Shahzain Bugti’s arrest and the military establishment’s new game in Balochistan

Cross-posted from The Baloch Hal

An Imposed Hero

Every day has a new reason why Balochistan must continue to remain unstable. While the assassination attempts on the lives of Governor Nawab Zulfiqar Ali Magsi and Chief Minister Nawab Mohammad Aslam Raisani still reverberate in our minds, the murders of two Baloch journalists add to our pessimism about a positive change in the state of affairs in the largest province.

In a fresh development which may contribute to chaos and disorder in some parts of Balochistan, the Frontier Corps (FC) arrested the provincial president of Jamori Watan Party (JWP) Shahzain Bugti. The FC says it received information from its “reliable sources” about the jounior Bugti coming from Pak- Afghan border district Chaman with a large quantity of newly purchased weapons hidden in all 12 cars in the convoy. Bugti’s convoy was intercepted at a check post near Baleli in the outskirts of Quetta. The Baloch leader was arrested and detained at FC headquarters.
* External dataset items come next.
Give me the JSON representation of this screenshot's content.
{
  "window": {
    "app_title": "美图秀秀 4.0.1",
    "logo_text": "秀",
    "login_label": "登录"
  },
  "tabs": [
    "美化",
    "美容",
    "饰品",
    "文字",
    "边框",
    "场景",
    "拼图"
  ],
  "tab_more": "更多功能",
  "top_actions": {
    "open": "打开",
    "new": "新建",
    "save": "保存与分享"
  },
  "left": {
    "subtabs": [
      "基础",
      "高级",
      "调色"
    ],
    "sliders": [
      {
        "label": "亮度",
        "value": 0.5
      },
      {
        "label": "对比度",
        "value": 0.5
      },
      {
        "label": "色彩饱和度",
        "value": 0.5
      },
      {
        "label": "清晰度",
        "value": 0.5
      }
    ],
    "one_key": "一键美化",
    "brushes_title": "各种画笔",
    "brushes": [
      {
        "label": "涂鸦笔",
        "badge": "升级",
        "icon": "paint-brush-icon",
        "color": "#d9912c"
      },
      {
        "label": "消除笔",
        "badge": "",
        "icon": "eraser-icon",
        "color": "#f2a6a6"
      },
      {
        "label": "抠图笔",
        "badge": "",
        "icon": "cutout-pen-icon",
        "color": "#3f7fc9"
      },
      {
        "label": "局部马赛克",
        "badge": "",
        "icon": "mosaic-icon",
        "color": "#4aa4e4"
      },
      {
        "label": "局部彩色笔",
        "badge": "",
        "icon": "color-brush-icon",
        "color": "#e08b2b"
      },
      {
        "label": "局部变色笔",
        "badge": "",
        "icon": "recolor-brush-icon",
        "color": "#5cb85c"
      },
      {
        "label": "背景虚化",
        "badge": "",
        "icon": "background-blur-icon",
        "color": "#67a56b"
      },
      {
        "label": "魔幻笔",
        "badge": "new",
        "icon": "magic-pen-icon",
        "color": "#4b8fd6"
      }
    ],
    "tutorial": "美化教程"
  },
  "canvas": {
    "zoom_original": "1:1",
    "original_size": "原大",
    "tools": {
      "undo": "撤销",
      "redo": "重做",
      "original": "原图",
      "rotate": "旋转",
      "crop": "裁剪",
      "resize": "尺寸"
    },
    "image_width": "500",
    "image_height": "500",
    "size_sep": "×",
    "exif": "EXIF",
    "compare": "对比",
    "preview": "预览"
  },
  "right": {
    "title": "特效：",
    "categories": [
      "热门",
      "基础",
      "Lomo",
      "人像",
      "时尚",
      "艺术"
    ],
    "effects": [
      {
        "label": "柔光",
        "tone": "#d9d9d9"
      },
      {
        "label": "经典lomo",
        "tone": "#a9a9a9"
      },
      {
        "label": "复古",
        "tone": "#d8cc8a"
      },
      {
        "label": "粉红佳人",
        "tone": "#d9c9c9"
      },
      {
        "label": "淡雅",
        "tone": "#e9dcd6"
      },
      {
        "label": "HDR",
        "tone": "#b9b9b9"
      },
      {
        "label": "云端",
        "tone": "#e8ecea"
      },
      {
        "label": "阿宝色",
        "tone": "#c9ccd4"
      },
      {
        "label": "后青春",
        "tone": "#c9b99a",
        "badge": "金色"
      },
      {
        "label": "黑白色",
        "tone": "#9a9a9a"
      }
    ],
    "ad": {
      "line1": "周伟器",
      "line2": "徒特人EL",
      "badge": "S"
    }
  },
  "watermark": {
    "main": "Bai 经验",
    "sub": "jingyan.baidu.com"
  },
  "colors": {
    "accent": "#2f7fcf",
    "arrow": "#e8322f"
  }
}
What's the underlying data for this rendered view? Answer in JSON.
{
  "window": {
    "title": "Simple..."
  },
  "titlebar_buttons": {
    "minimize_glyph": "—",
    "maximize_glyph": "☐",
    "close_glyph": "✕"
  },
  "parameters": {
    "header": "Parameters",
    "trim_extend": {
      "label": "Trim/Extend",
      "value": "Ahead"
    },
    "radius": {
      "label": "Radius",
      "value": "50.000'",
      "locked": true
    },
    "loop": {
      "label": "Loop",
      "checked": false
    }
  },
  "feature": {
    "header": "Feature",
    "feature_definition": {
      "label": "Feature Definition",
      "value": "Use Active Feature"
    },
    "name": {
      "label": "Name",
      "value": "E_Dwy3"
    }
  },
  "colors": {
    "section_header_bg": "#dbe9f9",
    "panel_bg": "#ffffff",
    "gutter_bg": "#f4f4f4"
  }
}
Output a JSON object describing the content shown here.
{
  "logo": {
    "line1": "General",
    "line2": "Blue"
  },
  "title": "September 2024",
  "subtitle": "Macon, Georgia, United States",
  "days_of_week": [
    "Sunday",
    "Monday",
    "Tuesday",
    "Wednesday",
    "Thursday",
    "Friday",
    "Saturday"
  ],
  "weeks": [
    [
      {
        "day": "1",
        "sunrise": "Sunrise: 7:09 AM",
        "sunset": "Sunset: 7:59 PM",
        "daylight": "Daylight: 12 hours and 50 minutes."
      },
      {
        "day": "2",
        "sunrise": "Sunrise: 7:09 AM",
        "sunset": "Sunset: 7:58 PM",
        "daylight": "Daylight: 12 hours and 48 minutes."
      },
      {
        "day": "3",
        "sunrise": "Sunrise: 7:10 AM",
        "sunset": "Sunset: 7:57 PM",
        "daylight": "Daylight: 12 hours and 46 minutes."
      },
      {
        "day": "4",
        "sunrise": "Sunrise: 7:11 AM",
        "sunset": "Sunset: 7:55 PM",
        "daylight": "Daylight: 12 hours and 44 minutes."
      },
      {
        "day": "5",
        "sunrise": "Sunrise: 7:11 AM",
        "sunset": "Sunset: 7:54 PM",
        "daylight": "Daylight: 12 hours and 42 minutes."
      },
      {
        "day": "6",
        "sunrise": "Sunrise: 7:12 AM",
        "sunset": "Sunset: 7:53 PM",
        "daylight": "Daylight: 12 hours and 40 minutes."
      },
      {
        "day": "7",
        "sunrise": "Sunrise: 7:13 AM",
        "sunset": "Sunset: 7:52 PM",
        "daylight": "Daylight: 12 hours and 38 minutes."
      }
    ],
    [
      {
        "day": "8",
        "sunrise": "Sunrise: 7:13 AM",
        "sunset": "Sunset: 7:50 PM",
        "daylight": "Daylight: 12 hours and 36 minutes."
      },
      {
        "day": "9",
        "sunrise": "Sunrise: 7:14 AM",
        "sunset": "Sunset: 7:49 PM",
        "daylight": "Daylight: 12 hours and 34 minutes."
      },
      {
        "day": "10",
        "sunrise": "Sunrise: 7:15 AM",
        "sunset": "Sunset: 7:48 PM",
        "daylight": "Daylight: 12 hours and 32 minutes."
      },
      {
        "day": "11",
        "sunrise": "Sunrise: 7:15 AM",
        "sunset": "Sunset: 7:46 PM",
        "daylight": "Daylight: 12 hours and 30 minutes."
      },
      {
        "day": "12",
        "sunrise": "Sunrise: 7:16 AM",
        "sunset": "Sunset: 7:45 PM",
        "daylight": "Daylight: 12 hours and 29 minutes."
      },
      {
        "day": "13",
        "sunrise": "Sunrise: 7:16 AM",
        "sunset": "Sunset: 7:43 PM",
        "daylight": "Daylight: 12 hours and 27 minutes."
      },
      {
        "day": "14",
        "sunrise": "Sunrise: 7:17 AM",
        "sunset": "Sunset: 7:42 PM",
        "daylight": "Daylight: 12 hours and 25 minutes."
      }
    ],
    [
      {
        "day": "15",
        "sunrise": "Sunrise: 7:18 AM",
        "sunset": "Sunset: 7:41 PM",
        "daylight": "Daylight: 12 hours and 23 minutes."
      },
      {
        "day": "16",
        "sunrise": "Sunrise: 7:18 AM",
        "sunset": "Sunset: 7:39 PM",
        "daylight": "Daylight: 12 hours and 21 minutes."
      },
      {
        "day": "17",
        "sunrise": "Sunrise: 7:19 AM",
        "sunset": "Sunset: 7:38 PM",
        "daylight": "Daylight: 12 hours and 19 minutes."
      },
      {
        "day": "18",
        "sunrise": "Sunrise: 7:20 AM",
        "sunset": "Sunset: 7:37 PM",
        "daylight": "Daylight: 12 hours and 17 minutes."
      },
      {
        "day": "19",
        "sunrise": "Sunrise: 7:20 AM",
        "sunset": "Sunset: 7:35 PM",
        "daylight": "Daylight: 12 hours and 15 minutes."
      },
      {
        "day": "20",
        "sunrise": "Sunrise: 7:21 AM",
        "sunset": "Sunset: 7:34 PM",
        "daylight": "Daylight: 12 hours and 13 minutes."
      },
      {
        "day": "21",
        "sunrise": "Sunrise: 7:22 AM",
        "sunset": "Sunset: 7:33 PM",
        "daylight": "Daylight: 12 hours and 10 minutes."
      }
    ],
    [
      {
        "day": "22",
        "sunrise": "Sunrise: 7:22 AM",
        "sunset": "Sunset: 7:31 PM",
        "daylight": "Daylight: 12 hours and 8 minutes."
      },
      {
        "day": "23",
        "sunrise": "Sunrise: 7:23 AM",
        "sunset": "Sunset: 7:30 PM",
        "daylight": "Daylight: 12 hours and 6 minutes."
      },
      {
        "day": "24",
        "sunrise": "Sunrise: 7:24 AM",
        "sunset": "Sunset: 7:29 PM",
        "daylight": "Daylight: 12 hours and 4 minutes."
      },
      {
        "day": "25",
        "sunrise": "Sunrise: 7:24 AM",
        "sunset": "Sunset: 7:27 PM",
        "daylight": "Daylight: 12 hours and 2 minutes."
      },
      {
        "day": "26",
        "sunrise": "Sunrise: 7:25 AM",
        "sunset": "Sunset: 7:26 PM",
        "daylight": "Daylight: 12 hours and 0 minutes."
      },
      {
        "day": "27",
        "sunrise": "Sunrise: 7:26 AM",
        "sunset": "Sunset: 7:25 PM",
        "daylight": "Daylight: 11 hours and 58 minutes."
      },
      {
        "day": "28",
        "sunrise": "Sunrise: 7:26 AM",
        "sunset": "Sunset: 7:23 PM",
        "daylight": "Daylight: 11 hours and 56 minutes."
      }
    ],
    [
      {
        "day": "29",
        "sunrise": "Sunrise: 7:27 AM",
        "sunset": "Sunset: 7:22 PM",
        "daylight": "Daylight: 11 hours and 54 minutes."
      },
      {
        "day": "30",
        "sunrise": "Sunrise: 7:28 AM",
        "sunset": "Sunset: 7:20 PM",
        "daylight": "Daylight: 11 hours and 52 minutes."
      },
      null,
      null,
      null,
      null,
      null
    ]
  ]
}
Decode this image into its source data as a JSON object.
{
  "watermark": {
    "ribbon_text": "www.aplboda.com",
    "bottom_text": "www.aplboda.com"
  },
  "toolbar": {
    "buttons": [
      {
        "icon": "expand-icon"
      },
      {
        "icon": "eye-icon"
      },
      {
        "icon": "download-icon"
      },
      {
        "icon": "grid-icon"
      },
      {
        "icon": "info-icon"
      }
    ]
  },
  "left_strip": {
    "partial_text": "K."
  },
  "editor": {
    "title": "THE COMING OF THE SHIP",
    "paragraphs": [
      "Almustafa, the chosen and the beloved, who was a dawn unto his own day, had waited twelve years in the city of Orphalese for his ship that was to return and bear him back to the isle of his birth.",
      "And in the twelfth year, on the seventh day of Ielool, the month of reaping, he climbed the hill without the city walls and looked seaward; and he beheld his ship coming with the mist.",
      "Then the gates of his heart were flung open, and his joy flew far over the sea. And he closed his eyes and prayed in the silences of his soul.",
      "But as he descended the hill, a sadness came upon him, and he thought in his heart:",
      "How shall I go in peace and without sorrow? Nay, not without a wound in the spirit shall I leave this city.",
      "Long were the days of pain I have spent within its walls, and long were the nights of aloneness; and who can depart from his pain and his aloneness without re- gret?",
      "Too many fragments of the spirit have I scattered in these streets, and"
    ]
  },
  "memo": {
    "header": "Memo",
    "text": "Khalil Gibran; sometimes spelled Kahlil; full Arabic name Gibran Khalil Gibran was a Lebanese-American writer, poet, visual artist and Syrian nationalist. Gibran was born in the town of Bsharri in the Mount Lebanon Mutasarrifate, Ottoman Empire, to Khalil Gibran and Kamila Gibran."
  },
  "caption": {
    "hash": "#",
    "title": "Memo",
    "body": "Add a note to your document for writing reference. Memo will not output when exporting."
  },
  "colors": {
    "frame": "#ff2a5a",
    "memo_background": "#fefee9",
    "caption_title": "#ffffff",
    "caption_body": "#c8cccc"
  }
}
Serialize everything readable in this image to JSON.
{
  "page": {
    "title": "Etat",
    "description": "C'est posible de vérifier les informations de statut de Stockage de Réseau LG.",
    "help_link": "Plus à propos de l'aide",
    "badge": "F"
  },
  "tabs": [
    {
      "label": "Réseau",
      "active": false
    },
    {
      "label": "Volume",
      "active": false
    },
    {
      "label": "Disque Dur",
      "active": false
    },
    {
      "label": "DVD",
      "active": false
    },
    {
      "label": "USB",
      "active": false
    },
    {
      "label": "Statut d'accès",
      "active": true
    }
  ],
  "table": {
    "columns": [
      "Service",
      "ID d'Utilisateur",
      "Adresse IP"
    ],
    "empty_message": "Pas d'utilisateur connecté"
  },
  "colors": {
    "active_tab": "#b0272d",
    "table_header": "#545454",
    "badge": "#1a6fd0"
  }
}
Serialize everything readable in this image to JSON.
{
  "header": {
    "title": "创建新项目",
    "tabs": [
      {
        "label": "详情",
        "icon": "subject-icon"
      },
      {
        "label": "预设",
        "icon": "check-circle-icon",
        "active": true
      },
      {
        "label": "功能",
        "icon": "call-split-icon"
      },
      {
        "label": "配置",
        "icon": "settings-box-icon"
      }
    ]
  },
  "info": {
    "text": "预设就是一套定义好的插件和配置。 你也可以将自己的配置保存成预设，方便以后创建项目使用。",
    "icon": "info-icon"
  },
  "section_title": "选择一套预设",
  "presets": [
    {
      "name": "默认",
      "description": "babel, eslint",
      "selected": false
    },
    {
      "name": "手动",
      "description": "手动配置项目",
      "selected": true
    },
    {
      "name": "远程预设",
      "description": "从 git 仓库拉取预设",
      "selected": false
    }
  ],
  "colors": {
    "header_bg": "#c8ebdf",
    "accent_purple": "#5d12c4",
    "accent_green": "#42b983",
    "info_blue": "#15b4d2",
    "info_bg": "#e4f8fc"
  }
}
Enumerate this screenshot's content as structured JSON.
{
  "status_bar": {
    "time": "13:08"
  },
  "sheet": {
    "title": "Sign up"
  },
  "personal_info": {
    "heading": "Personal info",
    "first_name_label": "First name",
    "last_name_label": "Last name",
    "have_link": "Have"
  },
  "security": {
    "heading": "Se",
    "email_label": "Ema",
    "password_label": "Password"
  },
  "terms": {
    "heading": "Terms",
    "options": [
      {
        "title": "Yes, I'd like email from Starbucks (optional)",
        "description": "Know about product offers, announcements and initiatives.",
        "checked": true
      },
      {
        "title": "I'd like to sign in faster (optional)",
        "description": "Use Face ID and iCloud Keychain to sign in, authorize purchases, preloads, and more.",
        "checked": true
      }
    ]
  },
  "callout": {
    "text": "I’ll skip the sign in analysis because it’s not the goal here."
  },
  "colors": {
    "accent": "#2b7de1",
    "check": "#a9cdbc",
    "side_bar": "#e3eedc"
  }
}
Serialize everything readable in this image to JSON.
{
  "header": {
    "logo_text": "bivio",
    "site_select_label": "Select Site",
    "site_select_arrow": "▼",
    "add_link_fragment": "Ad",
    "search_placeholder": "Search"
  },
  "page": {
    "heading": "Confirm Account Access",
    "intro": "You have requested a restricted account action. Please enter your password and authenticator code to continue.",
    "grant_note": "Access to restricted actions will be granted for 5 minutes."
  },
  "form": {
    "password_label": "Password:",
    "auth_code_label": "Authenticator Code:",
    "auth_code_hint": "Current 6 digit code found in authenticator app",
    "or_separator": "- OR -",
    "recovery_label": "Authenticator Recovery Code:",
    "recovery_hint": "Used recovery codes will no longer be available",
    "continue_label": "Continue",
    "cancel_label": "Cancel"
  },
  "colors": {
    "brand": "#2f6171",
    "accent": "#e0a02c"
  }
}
According to Major General Ubaidullah, the Inspector General of the Frontier Corps (FC), Shahzain refused to allow checking of his van in spite of three-hour long negotiations with him. So far, no case has been registered against the Bugti leader because the officials say are still investigating him and hoping to get more information about ‘hidden weapons’.

Shahzain was quoted by a private news channel saying that the weapons actually belonged to the FC and he was being falsely implicated in the drug smuggling case. According to BBC Urdu Service, he said was innocent and a conspiracy had been plotted against him.
Shahzain has a valid point as common sense suggests that even the worst of all fools will not fill 12 vans with weapons and drive straight on a regular route with every possibility of being stopped, searched and arrested at umpteen of omnipresent check posts in and outside the provincial capital. As the new development was unfolding, the Bugti grandson flaunted ridiculously about his “foreign contacts” by saying he was going to contact the U.S embassy in Islamabad. On the other hand, Shahzain’s father Talal Bugti, who is the central head of the JWP, convened an urgent meeting of the party and condemned the arrest. The JWP meeting also deliberated over the future course of action in the wake of this fresh unanticipated development.

Shahzain is in fact the most overrated Baloch leader in the views of the Pakistani media. While he is a nobody in Balochistan’s complex politics, no other leader has gained so many opportunities of being depicted as a hero. The latest development once again looks like making a hero out of a non-entity in order to give birth to fake heroes to maintain the status quo in the province. A similar attempt was made much earlier by detaining Shahzain in the alleged custody of the Military Intelligence. There was a great fanfare and media hype about his release but the fellow did not emerge as a hero of the Baloch people. Yet again, the Sharifs of the Pakistan Muslim League also arranged a momentous trip to Lahore for father Talal and son Shahzain Bugti to present them as the genuine leaders of Balochistan.

Thelocal media in Lahore extensively covered the father-son yatra with over-excitment. They pretended to snub the fact that Jamori Watan Party was long dead with the demise of late Nawab Bugti while the father-son team had become less popular than Nawabzada Bramdagh Bugti who had reconfigured JWP as the Baloch Republican Party (JWP).

Shahzain’s arrest coincides with the time when he announced to lead a long march of the Bugti internally displaced persons (IDPs) from Kashmor to Dera Bugti. The displaced Bugtis, who are a victim of former dictator General Musharraf’s antagonistic policies, have been yearning for a while to return home after six years of unmitigated sufferings. The long march, as announced, is scheduled for January 28th but political pundits see it skeptically because Shahzain had announced such plans on plenty of occasions in the past but never implemented them.

We urge the newly appointed Inspector General of the Frontier Corps (FC) to refrain from becoming a tool in the hands of the Establishment by hatching such ugly dramas on Balochistan’s political scene. Shahzain has a long way to go to become a popular leader of the Baloch masses, a goal he can soley accomplish by his own actions not by that of FC. Pitching him against cousin Bramdagh Bugti or any other Baloch leader is insane and a mere extension of Islamabad’s divide and rule game in Balochistan. Likewise, if such dramas backfire, moderate and pro-Islamabad leaders like Shahzain may also end up joining the separatist block.